L’allarme del direttore generale della FAO Jacques Diouf è reale. Il 2008 rischia di diventare un anno da incubo per i paesi più poveri colpiti da un terribile doppio shock.
Il primo shock è stato costituito dall’aumento rilevante del prezzo delle materie prime che ha caratterizzato i mercati internazionali negli ultimi mesi e che ha registrato un picco nella primavera di quest’anno. Se i maggiori prezzi agricoli sono un elemento positivo per molti paesi in via di sviluppo, grandi esportatori di prodotti alimentari (vedi Brasile e Argentina), essi sono un segnale di forte criticità per i paesi più poveri, che generalmente sono importatori netti di beni alimentari.
Nelle ultime settimane gli effetti negativi di questo primo shock sembravano essersi ridotti: da una parte i prezzi sono considerevolmente scesi dai massimi della primavera e dall’altra il raccolto del 2008 sembra essere particolarmente abbondante.
Le prospettive per i paesi poveri sono ora considerevolmente peggiorate a causa del secondo shock che ha recentemente colpito l’economia internazionale: la crisi dei mercati ed il conseguente rallentamento dell’economia globale.
Stante le previsioni negative per le principali economie avanzate il timore palesato da Diouf è che la minor crescita economica si traduca in un rallentamento dei flussi di aiuti per lo sviluppo da cui numerosi paesi poveri sono tuttora fortemente dipendenti.
Inoltre la grave crisi finanziaria che sta attraversando l’economia mondiale avrà ripercussioni dirette non piccole per i paesi più poveri. Questi infatti sono caratterizzati da mercati finanziari e bancari poco sviluppati in cui i prestiti alle imprese sono generalmente scarsi ed avvengono a tassi particolarmente elevati. L’elevata incertezza conseguente alla fase congiunturale avversa genera una ulteriore stretta creditizia con ripercussioni dirette sull’economia reale.
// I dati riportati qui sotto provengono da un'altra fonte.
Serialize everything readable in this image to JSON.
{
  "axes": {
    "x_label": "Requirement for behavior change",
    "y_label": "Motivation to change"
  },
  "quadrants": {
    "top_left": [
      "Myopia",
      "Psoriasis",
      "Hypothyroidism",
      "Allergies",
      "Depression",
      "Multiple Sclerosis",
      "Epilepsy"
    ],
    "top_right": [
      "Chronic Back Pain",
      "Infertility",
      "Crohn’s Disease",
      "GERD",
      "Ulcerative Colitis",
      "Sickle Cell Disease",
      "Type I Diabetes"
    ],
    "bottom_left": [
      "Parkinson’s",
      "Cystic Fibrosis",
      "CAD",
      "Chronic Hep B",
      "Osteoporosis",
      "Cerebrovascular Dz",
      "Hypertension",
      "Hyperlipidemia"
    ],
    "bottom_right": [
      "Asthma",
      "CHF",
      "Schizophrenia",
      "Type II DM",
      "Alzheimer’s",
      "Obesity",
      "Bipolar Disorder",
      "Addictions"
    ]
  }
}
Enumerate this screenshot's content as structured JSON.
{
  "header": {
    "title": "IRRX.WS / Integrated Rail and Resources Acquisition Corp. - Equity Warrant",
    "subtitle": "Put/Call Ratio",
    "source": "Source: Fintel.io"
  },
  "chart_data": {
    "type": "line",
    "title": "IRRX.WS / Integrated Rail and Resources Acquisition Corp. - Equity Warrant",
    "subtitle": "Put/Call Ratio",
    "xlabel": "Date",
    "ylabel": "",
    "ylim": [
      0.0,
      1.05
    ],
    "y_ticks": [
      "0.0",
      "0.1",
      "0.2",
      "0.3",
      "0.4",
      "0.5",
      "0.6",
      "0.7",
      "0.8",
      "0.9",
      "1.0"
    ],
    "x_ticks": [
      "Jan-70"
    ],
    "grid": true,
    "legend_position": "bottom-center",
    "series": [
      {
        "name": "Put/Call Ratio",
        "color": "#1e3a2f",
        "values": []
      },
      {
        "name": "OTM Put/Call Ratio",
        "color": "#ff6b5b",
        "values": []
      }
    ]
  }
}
Inoltre molti paesi in via di sviluppo, proprio in virtù dello scarso sviluppo dei sistemi finanziari interni, sono fortemente dipendenti dai prestiti internazionali di governi o istituzioni multilaterali. Anche i prestiti potrebbero soffrire della situazione congiunturale avversa risultando in una riduzione dei volumi o in un aumento del premio al rischio richiesto.
Più in generale ciò che sta accadendo in questi giorni mostra con evidenza che di fronte all’approssimarsi di una fase congiunturale fortemente avversa i paesi avanzati tendono naturalmente a proteggere le proprie economie. Il rischio di un ritorno al protezionismo evocato da Diouf non va letto nell’ottica di un possibile aumento dei dazi o delle tariffe doganali. Piuttosto si verificherà una crescente difficoltà a rilanciare le negoziazioni nell’ambito del Doha Round del WTO, arrestate proprio sul tema dei prodotti agricoli.
Quale governante in Europa o negli USA accetterà di ridurre i sussidi ai propri agricoltori in recessione?
Rimane tuttavia il problema di fondo: il problema alimentare che colpisce molte popolazione povere è la manifestazione maggiormente drammatica del loro sottosviluppo. Ne consegue che al di là dell’emergenza contingente, la soluzione deve necessariamente passare per iniziative integrate di sviluppo che coniughino il tema alimentare con quello di tutte le altre politiche per lo sviluppo (educazione, sanità ecc.).
Per fare questo occorrono risorse ma anche una forte volontà e coordinamento politico a livello internazionale da parte dei paesi avanzati. Volontà e coordinamento non hanno certo proliferato negli ultimi anni. Con il venir meno delle risorse economiche la strada per i paesi poveri si fa realmente in salita.